- Born: November 28, 1935 New York City, United States
- Died: June 15, 2011 (aged 75)
- Education: City College of New York (BS), Harvard University (PhD)
- Known for: Work on origin of life
- Awards: Trotter Prize (2004) with Paul Davies
- Scientific career
- Fields: Chemistry
- Workplaces: University of Cambridge, New York University
- Doctoral advisor: Robert B. Woodward

= Robert Shapiro (chemist) =

American scientist and academic

Robert Shapiro (28 November 1935 – 15 June 2011) was professor emeritus of chemistry at New York University. He is best known for his work on the origin of life, having written two books on the topic: Origins, a Skeptic’s Guide to the Creation of Life on Earth (1986) and Planetary Dreams (1999). He opposed the RNA world hypothesis, and held that the spontaneous emergence of a molecule as complicated as RNA is highly unlikely.
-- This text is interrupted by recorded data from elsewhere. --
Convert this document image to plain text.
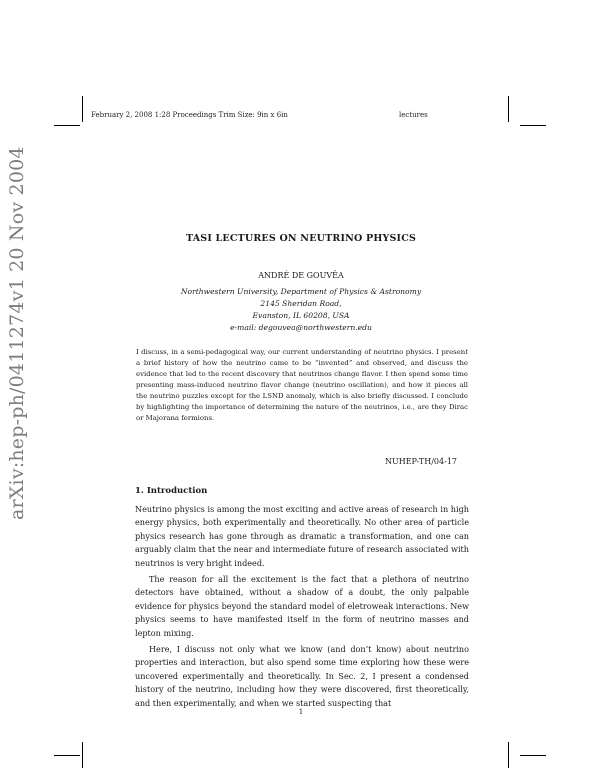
arXiv:hep-ph/0411274v1 20 Nov 2004
February 2, 2008 1:28 Proceedings Trim Size: 9in x 6in	lectures
TASI LECTURES ON NEUTRINO PHYSICS
ANDRÉ DE GOUVÊA
Northwestern University, Department of Physics & Astronomy
2145 Sheridan Road,
Evanston, IL 60208, USA
e-mail: degouvea@northwestern.edu
I discuss, in a semi-pedagogical way, our current understanding of neutrino physics. I present a brief history of how the neutrino came to be “invented” and observed, and discuss the evidence that led to the recent discovery that neutrinos change flavor. I then spend some time presenting mass-induced neutrino flavor change (neutrino oscillation), and how it pieces all the neutrino puzzles except for the LSND anomaly, which is also briefly discussed. I conclude by highlighting the importance of determining the nature of the neutrinos, i.e., are they Dirac or Majorana fermions.
NUHEP-TH/04-17
1. Introduction

Neutrino physics is among the most exciting and active areas of research in high energy physics, both experimentally and theoretically. No other area of particle physics research has gone through as dramatic a transformation, and one can arguably claim that the near and intermediate future of research associated with neutrinos is very bright indeed.

The reason for all the excitement is the fact that a plethora of neutrino detectors have obtained, without a shadow of a doubt, the only palpable evidence for physics beyond the standard model of eletroweak interactions. New physics seems to have manifested itself in the form of neutrino masses and lepton mixing.

Here, I discuss not only what we know (and don’t know) about neutrino properties and interaction, but also spend some time exploring how these were uncovered experimentally and theoretically. In Sec. 2, I present a condensed history of the neutrino, including how they were discovered, first theoretically, and then experimentally, and when we started suspecting that

1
Instead, he proposed that life arose from some self-sustaining and compartmentalized reaction of simple molecules: "metabolism first" instead of "RNA first". This reaction would have to be able to reproduce and evolve, eventually leading to RNA. He claimed that in this view life is a normal consequence of the laws of nature and potentially quite common in the universe.

==Works==
- Life Beyond Earth: The Intelligent Earthling's Guide to Extraterrestrial Life (with Gerald Feinberg) Morrow, 1980. ISBN 0-688-08642-X.
- Origins: A Skeptic's Guide to the Creation of Life on Earth Summit Books (January 1986) ISBN 0-671-45939-2.
- Planetary Dreams: The Quest to Discover Life Beyond Earth Wiley; 1 edition (1999) ISBN 0471407356.